Passeggiando tra i vicoli del Cilento, capita ancora di imbattersi in usanze che sembrano sospese nel tempo. In molte abitazioni, appesa a un portone o a un balcone, fa la sua comparsa la Quaresima, una figura che incarna il passaggio rituale verso la Pasqua.
Si tratta di una sorta di bambola di pezza, abbigliata solitamente di nero o con colori scuri, che funge da personificazione dei quaranta giorni di penitenza e attesa che precedono la festività religiosa.

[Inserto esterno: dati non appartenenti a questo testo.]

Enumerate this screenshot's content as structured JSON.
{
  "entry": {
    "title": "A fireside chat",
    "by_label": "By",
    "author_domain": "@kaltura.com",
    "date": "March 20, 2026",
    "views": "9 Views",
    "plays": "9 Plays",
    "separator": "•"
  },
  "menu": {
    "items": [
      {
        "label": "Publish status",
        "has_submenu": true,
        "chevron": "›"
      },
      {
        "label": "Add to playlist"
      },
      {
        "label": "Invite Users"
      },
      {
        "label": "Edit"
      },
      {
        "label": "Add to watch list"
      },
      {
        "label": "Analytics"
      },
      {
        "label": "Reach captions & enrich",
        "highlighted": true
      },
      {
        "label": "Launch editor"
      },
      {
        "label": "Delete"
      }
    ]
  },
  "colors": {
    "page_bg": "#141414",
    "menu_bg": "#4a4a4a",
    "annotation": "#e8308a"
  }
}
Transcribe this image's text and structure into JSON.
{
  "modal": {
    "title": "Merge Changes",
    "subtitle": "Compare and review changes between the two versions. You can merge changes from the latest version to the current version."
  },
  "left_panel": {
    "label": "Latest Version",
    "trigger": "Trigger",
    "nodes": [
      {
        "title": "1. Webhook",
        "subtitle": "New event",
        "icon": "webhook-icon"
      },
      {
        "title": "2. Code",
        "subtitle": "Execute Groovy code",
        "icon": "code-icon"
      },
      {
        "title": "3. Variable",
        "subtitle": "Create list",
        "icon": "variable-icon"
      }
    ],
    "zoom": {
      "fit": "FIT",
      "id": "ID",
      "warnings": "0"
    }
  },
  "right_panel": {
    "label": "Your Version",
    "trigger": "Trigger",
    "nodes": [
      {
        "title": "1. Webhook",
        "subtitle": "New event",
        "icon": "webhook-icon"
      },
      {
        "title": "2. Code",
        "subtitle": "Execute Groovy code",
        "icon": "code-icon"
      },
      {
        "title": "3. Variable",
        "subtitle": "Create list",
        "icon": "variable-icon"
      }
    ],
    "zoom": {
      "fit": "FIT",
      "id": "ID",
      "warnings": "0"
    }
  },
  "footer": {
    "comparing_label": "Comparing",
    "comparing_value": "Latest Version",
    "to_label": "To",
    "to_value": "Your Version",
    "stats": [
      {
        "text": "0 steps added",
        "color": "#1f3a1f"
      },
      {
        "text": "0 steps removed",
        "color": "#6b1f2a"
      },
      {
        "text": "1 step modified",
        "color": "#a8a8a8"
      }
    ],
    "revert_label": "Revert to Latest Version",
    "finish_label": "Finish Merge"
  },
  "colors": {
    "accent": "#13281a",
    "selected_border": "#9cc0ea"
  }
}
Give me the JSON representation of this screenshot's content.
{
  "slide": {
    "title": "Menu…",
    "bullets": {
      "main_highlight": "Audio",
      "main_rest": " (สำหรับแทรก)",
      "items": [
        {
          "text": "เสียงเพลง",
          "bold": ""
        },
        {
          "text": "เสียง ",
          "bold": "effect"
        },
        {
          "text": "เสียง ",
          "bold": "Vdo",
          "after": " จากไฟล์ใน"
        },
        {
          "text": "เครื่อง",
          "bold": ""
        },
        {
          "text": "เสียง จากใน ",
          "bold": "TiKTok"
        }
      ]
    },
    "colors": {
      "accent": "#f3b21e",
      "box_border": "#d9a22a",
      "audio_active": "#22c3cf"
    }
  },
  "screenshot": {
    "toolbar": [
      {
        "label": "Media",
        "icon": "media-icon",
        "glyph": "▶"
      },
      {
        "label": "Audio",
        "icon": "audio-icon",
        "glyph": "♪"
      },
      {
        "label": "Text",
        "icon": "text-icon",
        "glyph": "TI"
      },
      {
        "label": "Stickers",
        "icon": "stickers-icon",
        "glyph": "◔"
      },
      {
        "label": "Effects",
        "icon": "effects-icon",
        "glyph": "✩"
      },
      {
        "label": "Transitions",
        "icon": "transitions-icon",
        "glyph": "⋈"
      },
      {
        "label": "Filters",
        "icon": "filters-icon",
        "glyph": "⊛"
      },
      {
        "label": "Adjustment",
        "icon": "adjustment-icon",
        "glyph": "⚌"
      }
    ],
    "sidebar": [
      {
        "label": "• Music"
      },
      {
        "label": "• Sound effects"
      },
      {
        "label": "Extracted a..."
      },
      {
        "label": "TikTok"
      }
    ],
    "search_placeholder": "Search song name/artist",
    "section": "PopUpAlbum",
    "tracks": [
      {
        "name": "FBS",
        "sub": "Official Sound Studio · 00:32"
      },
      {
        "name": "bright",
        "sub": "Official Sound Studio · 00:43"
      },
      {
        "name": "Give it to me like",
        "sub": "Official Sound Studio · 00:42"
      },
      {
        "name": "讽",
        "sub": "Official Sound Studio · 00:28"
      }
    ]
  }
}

Le origini della tradizione
Fino a pochi decenni fa, questa figura compariva il Mercoledì delle Ceneri su quasi tutti i balconi delle case contadine cilentane, restandovi esposta fino all’inizio della Settimana Santa.
La struttura della Quaresima non è casuale: ai suoi piedi, o comunque come parte integrante del simulacro, si trova spesso un’arancia (o una patata) in cui vengono conficcate delle piume. La regola vuole che le piume siano tante quante le domeniche che mancano alla Pasqua. Ogni settimana ne viene rimossa una, trasformando l’oggetto in un vero e proprio calendario agricolo e spirituale.
Tra fede e folklore locale
Questo rituale rappresenta una chiara testimonianza della commistione tra fede e folklore che caratterizza l’identità culturale del territorio. La Quaresima scandisce il ritmo delle settimane che conducono dal giorno delle Ceneri alla Risurrezione di Cristo, offrendo una misura visibile e tattile dello scorrere del tempo.
Ancora oggi, vederla appesa a un portone significa osservare un simbolo che resiste alla modernità. È un piccolo, grande segno di attaccamento alle origini e alle radici di una comunità che non vuole dimenticare il proprio passato.